Whatever other faults the Canonical process has, BYOD sort of makes sense to me from a dogfooding perspective with a company carrying a major desktop Linux offering.

Would look for a budget or have it reflected in their offer analysis though.


They should give people devices just for wasting enough of their time with a lengthy interview process.

Like, sorry you didn't make it past the final stage, but here's a nice Framework laptop with Ubuntu.


Considering the underpowered equipment that often gets issued as standard hardware by IT departments, I wouldn't be that unhappy about BYOD.


They do pay for a laptop upgrade every three (iirc) years however.


BYOD ?


They don't provide a laptop, AND your work computer must run Ubuntu.
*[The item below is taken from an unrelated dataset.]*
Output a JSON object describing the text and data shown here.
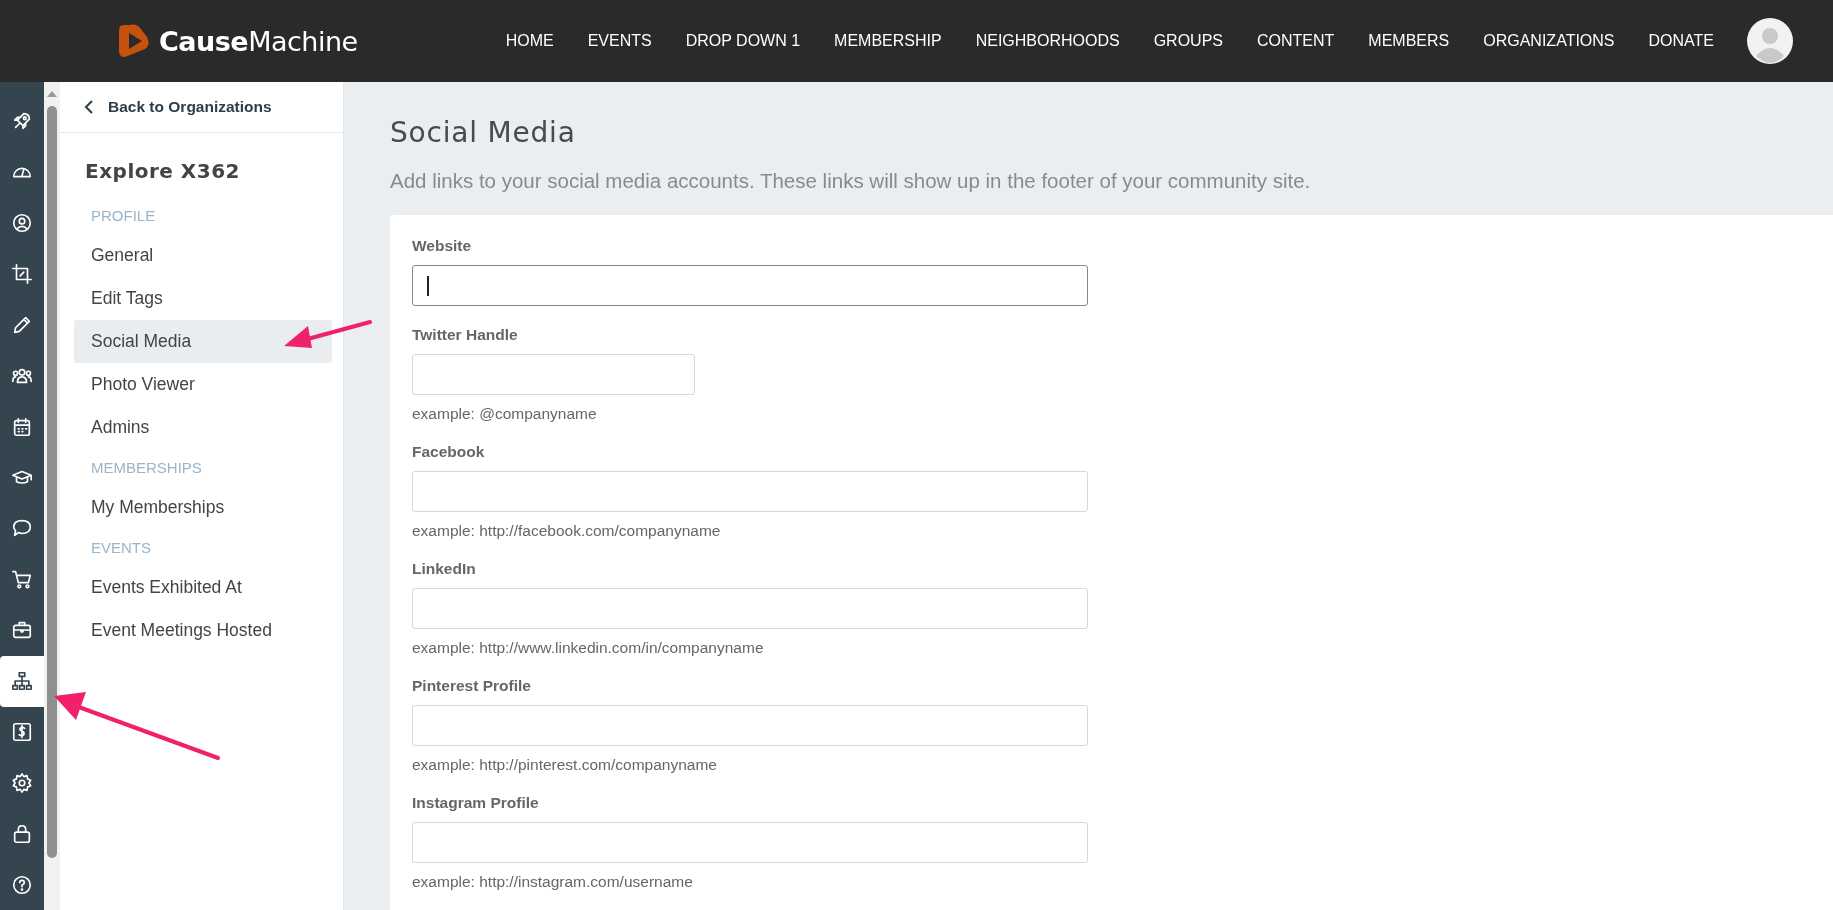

Is it also a fully-remote company or do they have offices? My experience with Canonical has been pretty good from a customer perspective but I did have one sales guy call me with the most ridiculous levels of background noise.


And you’ll probably need a NUC out of pocket.


They’re saving money on not buying equipment for their employees.


I'm surprised Amazon didn't come up with that idea a long time ago.


I can only imagine that the amount of money you have to spend on IT for a myriad of different devices + the security implications + the hurdle to get non-technical people to manage their own devices is just not worth it. Let's say amazon has 100k white-collar workers. If they all the 1k USD devices on avg that's 100mio dollars. That's < 0.1% of their !quarterly! revenue.


Bring Your Own Device i.e. laptop / dev machine


It is unusual although I use my own devices (running whatever I want to) even though I could get a standard-issue laptop.